By Mass Communication Specialist Seaman Cory Rose, Nassau Strike Group Public Affairs Office
Navy helicopter squadron detachments of the Nassau Strike Group (NASSG) and members of the 24th Marine Expeditionary Unit (24 MEU) Air Combat Element (ACE) recently completed deck landing qualifications (DLQs) during the strike group’s Expeditionary Strike Group Integrated exercise (ESGINT).
Navy pilots from Helicopter Anti-Submarine Squadron Light 46, Helicopter Sea Combat Squadron 28, and Marine Corps AV-8B Harrier pilots successfully and safely completed DLQ’s as the strike group readies to deploy early next year.
DLQ’s are conducted to allow both pilots and the shipboard flight deck crews to earn certifications necessary for deployment. This is the second round of qualifications for pilots assigned to the strike group, the first conducted during the NASSG’s Tactical Commander’s Amphibious Training underway period last August.
“Doing this type of training is extremely important to the readiness strike group,” explained Cmdr. Jeff Jatczak, officer in charge of Tactical Air Control Squadron 21 Det. 2, who oversees all flight operations for the strike group. “Once we deploy, we need to be able to get the aircraft out to the ships, and they’ve got to be able to operate off of them, in many different environments, both day and night. This is very important to our expeditionary and stealth capabilities for going ashore.”
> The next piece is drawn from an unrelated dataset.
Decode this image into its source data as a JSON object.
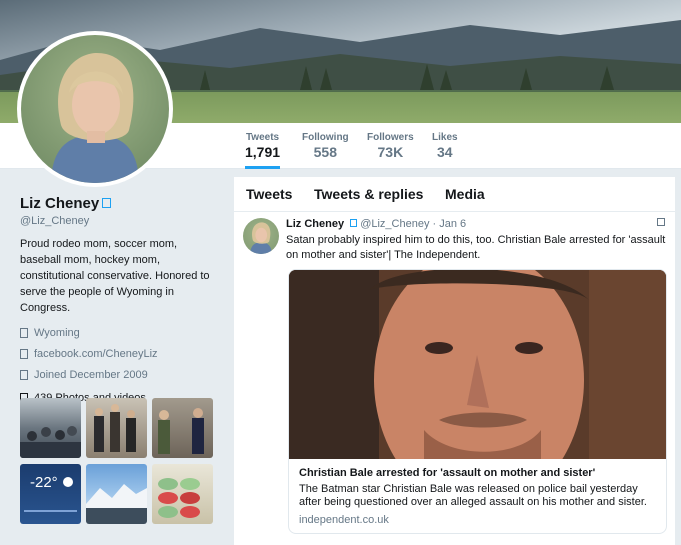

While the requirement may be a routine for strike groups as they prepare for deployment, the experience was a first for some of the pilots involved.
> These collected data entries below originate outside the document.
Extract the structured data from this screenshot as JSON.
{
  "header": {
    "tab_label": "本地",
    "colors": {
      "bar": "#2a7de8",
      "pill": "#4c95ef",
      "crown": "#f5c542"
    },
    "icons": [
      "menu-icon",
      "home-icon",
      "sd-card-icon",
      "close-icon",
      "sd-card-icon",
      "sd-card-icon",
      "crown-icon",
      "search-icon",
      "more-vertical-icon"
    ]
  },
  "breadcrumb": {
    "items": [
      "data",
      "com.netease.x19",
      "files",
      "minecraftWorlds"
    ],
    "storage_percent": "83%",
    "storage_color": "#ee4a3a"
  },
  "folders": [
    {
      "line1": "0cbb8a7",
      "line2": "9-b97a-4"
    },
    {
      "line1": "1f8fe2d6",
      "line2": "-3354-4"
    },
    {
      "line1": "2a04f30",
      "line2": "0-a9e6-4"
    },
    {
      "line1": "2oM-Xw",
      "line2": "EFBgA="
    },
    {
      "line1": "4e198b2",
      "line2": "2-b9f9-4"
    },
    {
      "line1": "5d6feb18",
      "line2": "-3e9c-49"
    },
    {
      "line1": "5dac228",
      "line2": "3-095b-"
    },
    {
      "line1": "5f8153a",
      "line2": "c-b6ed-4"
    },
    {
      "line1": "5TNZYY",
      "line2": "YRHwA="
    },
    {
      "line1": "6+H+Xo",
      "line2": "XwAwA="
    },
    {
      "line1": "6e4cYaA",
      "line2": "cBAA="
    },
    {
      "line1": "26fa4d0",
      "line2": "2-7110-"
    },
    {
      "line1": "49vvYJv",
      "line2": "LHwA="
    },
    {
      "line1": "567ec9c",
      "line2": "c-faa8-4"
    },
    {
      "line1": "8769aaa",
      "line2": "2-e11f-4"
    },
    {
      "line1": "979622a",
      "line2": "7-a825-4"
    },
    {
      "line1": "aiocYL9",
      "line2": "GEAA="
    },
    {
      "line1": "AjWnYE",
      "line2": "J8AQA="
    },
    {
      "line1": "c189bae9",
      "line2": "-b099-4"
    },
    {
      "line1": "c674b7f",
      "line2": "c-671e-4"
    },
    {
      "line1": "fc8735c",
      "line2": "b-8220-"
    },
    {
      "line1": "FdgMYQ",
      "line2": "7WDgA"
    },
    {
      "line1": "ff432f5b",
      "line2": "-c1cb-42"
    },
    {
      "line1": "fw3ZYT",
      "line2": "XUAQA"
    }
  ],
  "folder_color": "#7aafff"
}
“This is the first time, other than initial flight training that we have landed on a Navy ship,” said Marine Corps Capt. Buck Sessoms, the ACE’s senior ‘Huey’ pilot and Weapons Tactics Instructor (WTI) for the ACE’s Marine Medium Helicopter Squadron 365. “During initial flight training in Pensacola, we landed on a ship during controlled, daytime conditions, but it was very benign. Here, we are expected to be qualified during daytime and nighttime conditions and it’s quite a bit different.”
“They are coming out here to a totally different environment,” explained Jatczak. “Different things happen in terms of winds, sea states, deck movement, and the lighting of things all around the ship. All of these things play much differently than from a stationary air field.”
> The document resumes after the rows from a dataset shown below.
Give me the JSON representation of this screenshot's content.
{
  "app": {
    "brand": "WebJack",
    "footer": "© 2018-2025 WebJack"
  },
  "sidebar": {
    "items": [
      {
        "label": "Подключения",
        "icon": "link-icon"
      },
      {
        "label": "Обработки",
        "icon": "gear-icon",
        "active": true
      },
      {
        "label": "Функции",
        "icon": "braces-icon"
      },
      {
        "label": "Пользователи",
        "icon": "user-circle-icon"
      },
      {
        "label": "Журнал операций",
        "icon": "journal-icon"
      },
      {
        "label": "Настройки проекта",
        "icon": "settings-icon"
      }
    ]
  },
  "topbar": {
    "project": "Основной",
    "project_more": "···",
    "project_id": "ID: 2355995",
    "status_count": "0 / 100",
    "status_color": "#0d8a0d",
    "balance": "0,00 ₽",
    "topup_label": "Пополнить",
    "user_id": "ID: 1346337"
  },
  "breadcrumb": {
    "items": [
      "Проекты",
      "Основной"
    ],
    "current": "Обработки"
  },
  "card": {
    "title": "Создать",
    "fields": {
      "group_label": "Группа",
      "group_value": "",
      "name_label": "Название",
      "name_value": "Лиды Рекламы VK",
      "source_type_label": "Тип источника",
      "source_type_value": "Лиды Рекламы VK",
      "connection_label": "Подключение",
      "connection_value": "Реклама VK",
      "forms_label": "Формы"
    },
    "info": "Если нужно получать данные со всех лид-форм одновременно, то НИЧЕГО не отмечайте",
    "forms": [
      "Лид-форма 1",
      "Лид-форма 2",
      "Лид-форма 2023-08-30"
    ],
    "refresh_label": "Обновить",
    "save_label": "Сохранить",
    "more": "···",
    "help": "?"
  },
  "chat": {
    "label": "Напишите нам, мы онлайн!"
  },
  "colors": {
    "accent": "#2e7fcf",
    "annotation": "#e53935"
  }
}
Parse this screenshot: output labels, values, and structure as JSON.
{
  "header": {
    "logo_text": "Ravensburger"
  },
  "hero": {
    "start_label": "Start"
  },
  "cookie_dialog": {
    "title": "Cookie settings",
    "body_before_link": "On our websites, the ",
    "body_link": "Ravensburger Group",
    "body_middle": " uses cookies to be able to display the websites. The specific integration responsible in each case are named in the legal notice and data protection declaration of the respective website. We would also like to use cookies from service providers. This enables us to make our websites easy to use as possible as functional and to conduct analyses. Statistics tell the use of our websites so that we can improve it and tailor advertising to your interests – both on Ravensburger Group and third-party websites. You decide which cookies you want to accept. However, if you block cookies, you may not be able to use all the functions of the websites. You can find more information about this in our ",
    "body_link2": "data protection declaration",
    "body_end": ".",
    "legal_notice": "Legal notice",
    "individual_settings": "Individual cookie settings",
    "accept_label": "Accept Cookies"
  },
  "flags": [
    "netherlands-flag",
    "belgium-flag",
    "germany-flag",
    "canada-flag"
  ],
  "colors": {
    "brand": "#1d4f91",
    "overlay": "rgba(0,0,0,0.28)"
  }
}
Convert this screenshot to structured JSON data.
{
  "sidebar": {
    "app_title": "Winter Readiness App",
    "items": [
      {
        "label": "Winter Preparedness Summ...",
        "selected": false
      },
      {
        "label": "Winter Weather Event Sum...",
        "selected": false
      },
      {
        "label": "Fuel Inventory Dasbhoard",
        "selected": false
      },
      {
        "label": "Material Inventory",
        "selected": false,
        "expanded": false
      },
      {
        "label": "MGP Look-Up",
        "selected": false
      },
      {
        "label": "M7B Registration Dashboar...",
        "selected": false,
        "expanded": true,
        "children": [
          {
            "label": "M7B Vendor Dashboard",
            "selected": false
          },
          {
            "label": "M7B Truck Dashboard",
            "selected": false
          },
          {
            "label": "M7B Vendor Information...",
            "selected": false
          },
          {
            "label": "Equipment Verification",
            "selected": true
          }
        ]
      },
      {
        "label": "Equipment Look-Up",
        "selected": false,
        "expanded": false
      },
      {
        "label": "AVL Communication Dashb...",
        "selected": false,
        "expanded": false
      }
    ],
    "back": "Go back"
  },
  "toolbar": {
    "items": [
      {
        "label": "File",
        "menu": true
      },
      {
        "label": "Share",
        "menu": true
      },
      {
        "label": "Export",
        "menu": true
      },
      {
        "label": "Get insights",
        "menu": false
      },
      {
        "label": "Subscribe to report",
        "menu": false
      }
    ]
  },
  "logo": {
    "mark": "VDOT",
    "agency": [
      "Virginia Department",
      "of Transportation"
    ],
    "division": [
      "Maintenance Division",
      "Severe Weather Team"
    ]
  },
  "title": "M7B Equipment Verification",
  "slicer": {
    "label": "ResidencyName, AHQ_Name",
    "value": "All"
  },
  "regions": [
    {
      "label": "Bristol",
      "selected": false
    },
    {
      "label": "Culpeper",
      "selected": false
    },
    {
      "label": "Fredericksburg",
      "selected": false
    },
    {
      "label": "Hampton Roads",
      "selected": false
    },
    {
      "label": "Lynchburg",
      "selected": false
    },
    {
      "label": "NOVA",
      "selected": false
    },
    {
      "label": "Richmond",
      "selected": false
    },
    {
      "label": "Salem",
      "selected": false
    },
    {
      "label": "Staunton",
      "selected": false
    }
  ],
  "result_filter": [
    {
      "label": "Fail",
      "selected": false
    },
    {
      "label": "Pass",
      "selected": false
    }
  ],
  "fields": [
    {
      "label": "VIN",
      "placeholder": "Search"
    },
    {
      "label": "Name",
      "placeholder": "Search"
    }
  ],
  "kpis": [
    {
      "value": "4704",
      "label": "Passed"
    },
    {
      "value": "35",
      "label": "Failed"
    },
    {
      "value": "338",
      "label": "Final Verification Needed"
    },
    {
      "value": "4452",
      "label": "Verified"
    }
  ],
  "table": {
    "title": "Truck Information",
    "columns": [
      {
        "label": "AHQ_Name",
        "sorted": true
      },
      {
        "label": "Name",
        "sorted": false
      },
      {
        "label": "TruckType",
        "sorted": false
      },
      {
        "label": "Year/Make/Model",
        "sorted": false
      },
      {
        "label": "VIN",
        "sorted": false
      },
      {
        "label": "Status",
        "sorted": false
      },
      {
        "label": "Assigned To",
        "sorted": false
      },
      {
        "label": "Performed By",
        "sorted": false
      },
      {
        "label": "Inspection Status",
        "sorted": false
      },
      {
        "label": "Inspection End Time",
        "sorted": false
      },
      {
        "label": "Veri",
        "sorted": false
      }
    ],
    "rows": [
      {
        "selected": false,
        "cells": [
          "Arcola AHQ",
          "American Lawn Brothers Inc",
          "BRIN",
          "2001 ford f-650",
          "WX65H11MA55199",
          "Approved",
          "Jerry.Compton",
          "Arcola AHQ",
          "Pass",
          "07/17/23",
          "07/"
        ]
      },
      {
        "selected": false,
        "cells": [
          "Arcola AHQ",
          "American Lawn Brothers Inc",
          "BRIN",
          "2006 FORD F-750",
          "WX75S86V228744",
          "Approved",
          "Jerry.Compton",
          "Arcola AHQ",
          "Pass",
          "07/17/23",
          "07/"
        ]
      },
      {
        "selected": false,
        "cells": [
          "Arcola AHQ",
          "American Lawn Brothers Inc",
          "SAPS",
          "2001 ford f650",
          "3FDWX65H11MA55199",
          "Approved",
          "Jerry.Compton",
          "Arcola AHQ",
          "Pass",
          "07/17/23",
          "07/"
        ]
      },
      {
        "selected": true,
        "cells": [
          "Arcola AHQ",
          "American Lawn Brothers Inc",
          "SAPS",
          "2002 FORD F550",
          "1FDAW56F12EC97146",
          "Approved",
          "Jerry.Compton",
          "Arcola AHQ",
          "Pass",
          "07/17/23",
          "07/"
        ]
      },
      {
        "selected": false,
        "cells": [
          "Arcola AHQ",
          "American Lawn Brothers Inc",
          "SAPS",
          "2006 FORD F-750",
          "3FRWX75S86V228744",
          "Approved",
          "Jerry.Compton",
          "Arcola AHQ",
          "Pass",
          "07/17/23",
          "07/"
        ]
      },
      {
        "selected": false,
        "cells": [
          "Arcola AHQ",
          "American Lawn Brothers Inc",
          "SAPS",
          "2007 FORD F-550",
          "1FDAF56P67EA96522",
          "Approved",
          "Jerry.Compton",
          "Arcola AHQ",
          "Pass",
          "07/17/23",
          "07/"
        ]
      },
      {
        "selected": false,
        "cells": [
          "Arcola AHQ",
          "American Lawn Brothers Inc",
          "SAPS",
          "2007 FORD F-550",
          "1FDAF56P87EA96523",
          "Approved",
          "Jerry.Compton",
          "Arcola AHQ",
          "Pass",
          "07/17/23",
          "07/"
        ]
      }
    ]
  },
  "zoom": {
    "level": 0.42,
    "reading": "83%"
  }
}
According to Jatczak, pilots go through hours of classroom training at Marine Corps Air Station Cherry Point, N.C., and Camp Lejeune, N.C., to give them a better idea of the procedures and conditions they will face prior to coming to the strike group ships. Pilots will then come to the ships to familiarize themselves with their new environment and then attempt the qualifications under the mentoring eyes of Marine WTI’s and the ship’s Air Department crew members.
During the DLQ’s, pilots conduct what are commonly referred to as ‘touch and go’s’ where an aircraft takes-off from one location, touches down at another for a short period of time and then returns to its original departure point. Pilots will continue this process until instructors feel they are comfortable with the necessary procedures for landing and departing safely. Even after the DLQ’s are earned, pilots undergo further mission essential training to ensure pilots are mission-ready.
While DLQ’s test and certify the abilities of the pilots, it also affords the ship’s Air Department opportunities to familiarize and certify themselves for flight deck operations. Crews must also be tested and certified in the same way the pilots must be certified for deployment. Because personnel transfer on and off ships so often, and with the strike group deploying with a different MEU each time, familiarization and integration between the flight deck crews and the pilots is crucial for success.
“At the same time that the Marines are getting ready for the deployment and getting comfortable with the flight deck, the Air Department is getting ramped up and ready to go,” said Lt. Cmdr. Jeremy Vaughan, assistant air officer aboard USS Nassau (LHA-4). “Only about a third of us were on the last cruise, so this is an opportunity for our Aviation Boatswain’s Mate handlers to get qualified as well. We will have the senior guys out there first, they will land the aircraft and then we’ll bring in the junior guys to get them qualified with the different types of aircraft aboard.”
“It’s been great, obviously [flight deck crews] are going through training just like we are,” said Sessoms. “You’ll see times when they are being corrected by instructors on the deck just like we are being corrected in the aircraft. I think it’s understood that everyone needs training and everyone needs practice for proficiency and that’s exactly what we’re getting.”
ESGINT is the second of three pre-deployment exercises designed to test the fundamental capabilities and shipboard interoperability between the NASSG and the 24 MEU out of Camp Lejeune, N.C.
Currently preparing for its regularly scheduled 2008 deployment, the NASSG is made up of more than 5,000 Sailors and Marines, and projects sea power ashore by maintaining the capability of landing amphibious forces by helicopters, amphibious track vehicles, air cushion landing craft, and assault craft whenever and wherever the need arises.